Time Period | 3 Months [change] |
Direction | Moves Against |
Strength | Insignificant |
Accuracy | 100.0% |
Values | Daily Returns |
Pou Chen Corp vs. Yi Jinn Industrial
Performance |
Timeline |
Pou Chen Corp |
Yi Jinn Industrial |
Pou Chen and Yi Jinn Volatility Contrast
Predicted Return Density |
Returns |
Pair Trading with Pou Chen and Yi Jinn
The main advantage of trading using opposite Pou Chen and Yi Jinn positions is that it hedges away some unsystematic risk. Because of two separate transactions, even if Pou Chen position performs unexpectedly, Yi Jinn can make up some of the losses. Pair trading also minimizes risk from directional movements in the market. For example, if an entire industry or sector drops because of unexpected headlines, the short position in Yi Jinn will offset losses from the drop in Yi Jinn's long position.Pou Chen vs.
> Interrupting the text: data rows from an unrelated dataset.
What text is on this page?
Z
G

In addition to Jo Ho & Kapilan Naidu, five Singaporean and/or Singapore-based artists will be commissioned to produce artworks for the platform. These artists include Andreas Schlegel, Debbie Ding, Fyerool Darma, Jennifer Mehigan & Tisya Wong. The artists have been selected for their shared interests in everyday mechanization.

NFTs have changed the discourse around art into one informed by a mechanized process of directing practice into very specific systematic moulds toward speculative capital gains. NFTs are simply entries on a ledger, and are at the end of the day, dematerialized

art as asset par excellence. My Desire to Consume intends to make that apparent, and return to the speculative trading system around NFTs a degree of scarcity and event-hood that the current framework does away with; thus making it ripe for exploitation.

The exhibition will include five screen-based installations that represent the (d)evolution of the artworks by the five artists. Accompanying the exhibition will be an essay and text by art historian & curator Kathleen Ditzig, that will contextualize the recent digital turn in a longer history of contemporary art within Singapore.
Uni President Enterprises Corp | Pou Chen vs. Cheng Shin Rubber | Pou Chen vs. Far Eastern New | Pou Chen vs. Formosa Chemicals Fibre |
Yi Jinn vs. Merida Industry Co | Yi Jinn vs. Cheng Shin Rubber | Yi Jinn vs. Uni President Enterprises Corp | Yi Jinn vs. Pou Chen Corp |
Check out your portfolio center.Note that this page's information should be used as a complementary analysis to find the right mix of equity instruments to add to your existing portfolios or create a brand new portfolio. You can also try the Portfolio Anywhere module to track or share privately all of your investments from the convenience of any device.